Executor’s Role in Virginia Probate

It is important to make sure that an individual’s last wishes are followed through with successfully and efficiently. This can be made exponentially easier with a Virginia Probate lawyer to help guide you or a loved one through this process. Figuring out the role of the executor in probate can be taxing; contacting an experienced attorney can help provide incredible support and assistance during this tough time.

Defining Probate

Probate is the proving of a decedent’s last will and testament, but is a term more commonly used to refer to the court procedure necessary to administer an individual’s assets upon his or her death. An individual may be nominated in a decedent’s last will and testament to serve as the executor of the estate. However, even though a nominated person may have the opportunity or the priority to serve does not necessarily mean that he or she is required to serve as the personal representative or executor of the estate.

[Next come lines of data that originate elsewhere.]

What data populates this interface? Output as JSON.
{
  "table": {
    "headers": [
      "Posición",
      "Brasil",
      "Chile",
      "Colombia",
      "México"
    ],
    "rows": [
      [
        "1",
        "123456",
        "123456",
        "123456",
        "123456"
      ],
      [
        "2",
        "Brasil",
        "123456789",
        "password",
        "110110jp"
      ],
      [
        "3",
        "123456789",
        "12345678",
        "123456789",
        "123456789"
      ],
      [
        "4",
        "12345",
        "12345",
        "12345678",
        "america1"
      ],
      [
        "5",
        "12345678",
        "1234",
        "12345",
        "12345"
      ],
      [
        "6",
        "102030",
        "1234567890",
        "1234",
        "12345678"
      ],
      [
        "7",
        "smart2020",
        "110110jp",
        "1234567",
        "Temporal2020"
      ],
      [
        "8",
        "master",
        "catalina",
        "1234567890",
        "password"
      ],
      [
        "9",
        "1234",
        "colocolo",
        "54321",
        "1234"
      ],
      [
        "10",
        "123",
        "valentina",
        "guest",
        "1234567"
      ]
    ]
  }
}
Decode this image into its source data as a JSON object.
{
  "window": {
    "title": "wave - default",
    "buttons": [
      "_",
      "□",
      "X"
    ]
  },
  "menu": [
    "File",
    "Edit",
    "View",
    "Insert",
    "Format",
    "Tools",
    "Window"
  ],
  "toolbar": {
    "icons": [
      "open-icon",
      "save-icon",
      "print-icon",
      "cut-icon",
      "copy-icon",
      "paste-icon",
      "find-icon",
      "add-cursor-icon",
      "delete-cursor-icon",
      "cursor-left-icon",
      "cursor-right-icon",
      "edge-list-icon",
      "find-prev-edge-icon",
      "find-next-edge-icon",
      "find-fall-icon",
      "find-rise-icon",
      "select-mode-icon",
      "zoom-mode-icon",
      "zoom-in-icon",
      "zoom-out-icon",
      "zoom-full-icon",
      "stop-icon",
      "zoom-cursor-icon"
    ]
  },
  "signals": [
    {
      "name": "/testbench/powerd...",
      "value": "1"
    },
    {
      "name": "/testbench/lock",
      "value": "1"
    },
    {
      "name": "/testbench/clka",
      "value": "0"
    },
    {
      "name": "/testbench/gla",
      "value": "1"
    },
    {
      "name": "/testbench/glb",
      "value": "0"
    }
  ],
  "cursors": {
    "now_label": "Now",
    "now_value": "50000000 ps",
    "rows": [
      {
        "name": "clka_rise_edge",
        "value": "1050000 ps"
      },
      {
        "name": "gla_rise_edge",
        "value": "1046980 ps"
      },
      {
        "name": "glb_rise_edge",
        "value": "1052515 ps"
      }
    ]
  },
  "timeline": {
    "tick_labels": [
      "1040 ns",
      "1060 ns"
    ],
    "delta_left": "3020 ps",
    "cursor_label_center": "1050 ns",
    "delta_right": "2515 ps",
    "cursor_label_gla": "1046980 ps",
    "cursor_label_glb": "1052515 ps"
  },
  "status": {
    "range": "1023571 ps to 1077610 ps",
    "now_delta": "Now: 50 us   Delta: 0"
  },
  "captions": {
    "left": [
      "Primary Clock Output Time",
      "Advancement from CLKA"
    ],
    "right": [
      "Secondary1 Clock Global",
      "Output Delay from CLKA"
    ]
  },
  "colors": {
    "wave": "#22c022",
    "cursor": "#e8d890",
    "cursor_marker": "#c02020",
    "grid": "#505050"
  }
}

Often, during his or her lifetime, an individual will ask a person’s permission before naming him or her as a personal representative or executor. Therefore, such an individual may be aware that they has been named to take on that responsibility upon the death of the decedent. At first, the executor may be unsure of their exact role in probate, and the particular responsibilities that come with that title. An experienced attorney can assist in explaining these specific roles and obligations.

Role of the Executor

An executor is the fiduciary who has the responsibility of administering a decedent’s assets upon his or her death. Generally, the executor’s role in probate includes such obligations including marshaling all of the assets of the estate, paying any legally enforceable debts, filing all applicable taxes, and making distributions pursuant to Virginia law or to the terms of the decedent’s last will and testament.

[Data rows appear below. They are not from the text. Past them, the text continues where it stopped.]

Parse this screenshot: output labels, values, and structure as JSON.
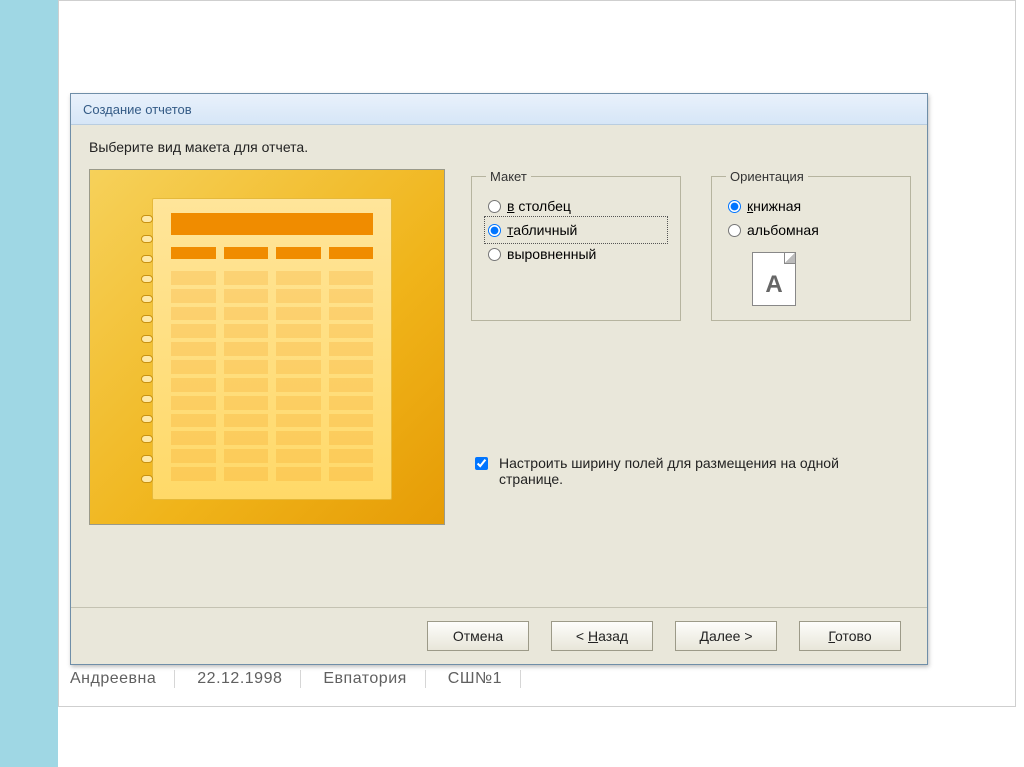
{
  "background": {
    "datasheet_cells": [
      "Андреевна",
      "22.12.1998",
      "Евпатория",
      "СШ№1"
    ]
  },
  "dialog": {
    "title": "Создание отчетов",
    "instruction": "Выберите вид макета для отчета.",
    "layout_group": {
      "legend": "Макет",
      "options": {
        "columnar": "в столбец",
        "tabular": "табличный",
        "justified": "выровненный"
      },
      "selected": "tabular"
    },
    "orientation_group": {
      "legend": "Ориентация",
      "options": {
        "portrait": "книжная",
        "landscape": "альбомная"
      },
      "selected": "portrait",
      "icon_letter": "A"
    },
    "fit_checkbox": {
      "label": "Настроить ширину полей для размещения на одной странице.",
      "checked": true
    },
    "buttons": {
      "cancel": "Отмена",
      "back": "< Назад",
      "next": "Далее >",
      "finish": "Готово"
    }
  }
}
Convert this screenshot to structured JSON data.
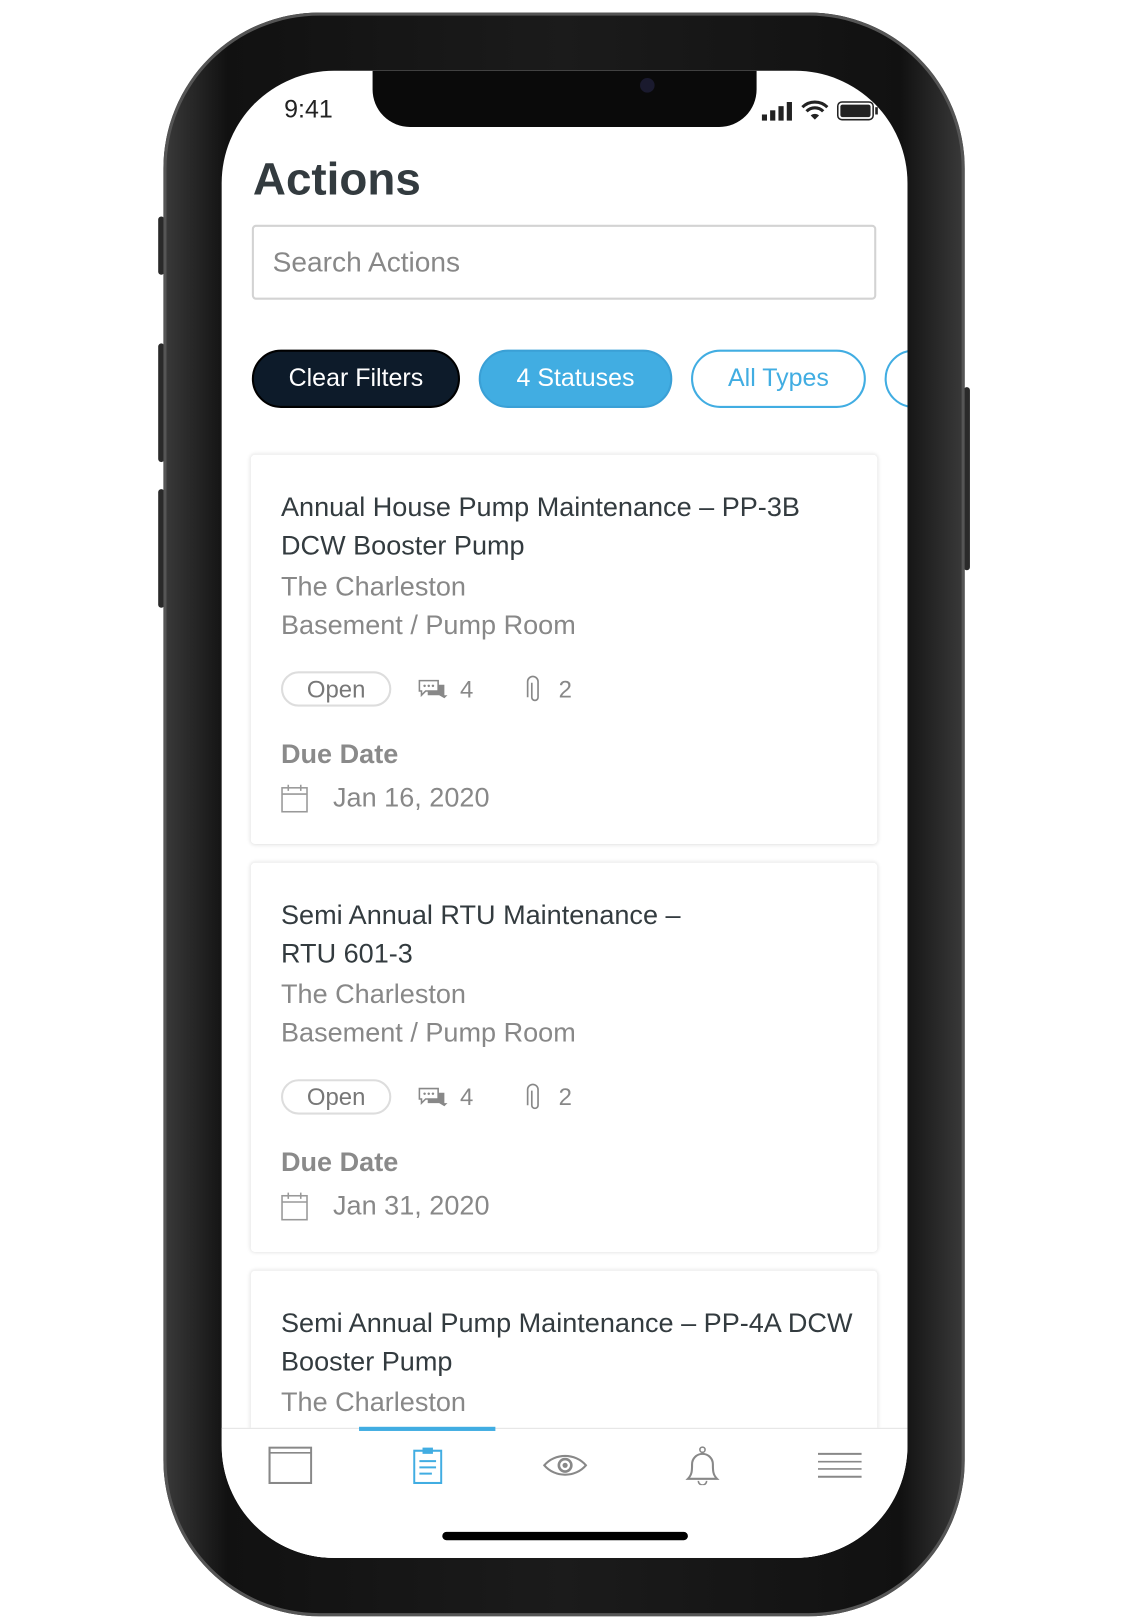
{
  "status_bar": {
    "time": "9:41",
    "icons": [
      "signal-icon",
      "wifi-icon",
      "battery-icon"
    ]
  },
  "header": {
    "title": "Actions"
  },
  "search": {
    "placeholder": "Search Actions",
    "value": ""
  },
  "filters": [
    {
      "label": "Clear Filters"
    },
    {
      "label": "4 Statuses"
    },
    {
      "label": "All Types"
    }
  ],
  "cards": [
    {
      "title": "Annual House Pump Maintenance – PP-3B DCW Booster Pump",
      "building": "The Charleston",
      "location": "Basement / Pump Room",
      "status": "Open",
      "comments": "4",
      "attachments": "2",
      "due_label": "Due Date",
      "due_date": "Jan 16, 2020"
    },
    {
      "title": "Semi Annual RTU Maintenance – RTU 601-3",
      "building": "The Charleston",
      "location": "Basement / Pump Room",
      "status": "Open",
      "comments": "4",
      "attachments": "2",
      "due_label": "Due Date",
      "due_date": "Jan 31, 2020"
    },
    {
      "title": "Semi Annual Pump Maintenance – PP-4A DCW Booster Pump",
      "building": "The Charleston"
    }
  ],
  "tabbar": {
    "items": [
      "dashboard-icon",
      "clipboard-icon",
      "eye-icon",
      "bell-icon",
      "menu-icon"
    ],
    "active": 1
  },
  "colors": {
    "accent": "#41ade2",
    "dark": "#0d1b2a",
    "text": "#333b3f",
    "muted": "#888888"
  }
}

In order to be appointed to have the official authority to serve as the executor of an estate, an individual must make an appointment with the clerk of the appropriate circuit court in NoVa. Generally, the appropriate court is that of the jurisdiction in which the decedent was last known to reside. The Code of the Commonwealth of Virginia provides who has the authority or the right to qualify as an executor.

Specific Requirements

A further role of the executor in probate is to ensure that all necessary documents make it into the hands of the clerk of the circuit court. It may be advisable for an individual to bring certain items including the original will if any, a certified copy of the death certificate, witnesses to the will or depositions of such witnesses if required, a check for the fees and estimate of the assets, the names, ages, and addresses of all of the heirs at law, and valid photo identification.

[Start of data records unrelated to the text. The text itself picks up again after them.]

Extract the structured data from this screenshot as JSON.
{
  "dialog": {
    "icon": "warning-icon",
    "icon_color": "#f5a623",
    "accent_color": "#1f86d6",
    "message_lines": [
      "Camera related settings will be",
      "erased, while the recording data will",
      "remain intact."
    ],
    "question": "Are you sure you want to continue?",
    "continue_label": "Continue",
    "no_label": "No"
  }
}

In cases in which an executor resides outside of the state of Virginia, he or she must bring a NoVa resident to the appointment to either co-qualify as the representative or executor or to be designated as the resident agent.

Benefits of an Attorney

Often, an estate and trust attorney can assist with the entire administration process. Very quickly after the death of a loved one, an estate and trust attorney can assist in the appointment of an individual to act on behalf of the estate. He or she can also assist with creating an inventory of the assets, advising the executor or personal representative of his or her fiduciary obligations, helping to address or evaluate any legally enforceable debts, and creating a plan for the distribution of the estate assets.

The common concepts that are involved with the administration of an estate can be complicated. Both state and federal tax implications may arise; some accounting principles are required. Generally, an individual who is not experienced in dealing with estate administration procedures may find such concepts time consuming and overwhelming, and the specific role of the executor in probate may be skewed.  Often, with the help of an estate and trust attorney, some of that burden can be shifted to the attorney. In addition, an estate and trust attorney may be able to advise an executor of their obligation so that the individual does not run afoul of any of the tax or probate laws. It can be incredibly beneficial for an executor to hire an experienced probate lawyer to assist with the entire process, and to navigate any problems that arise.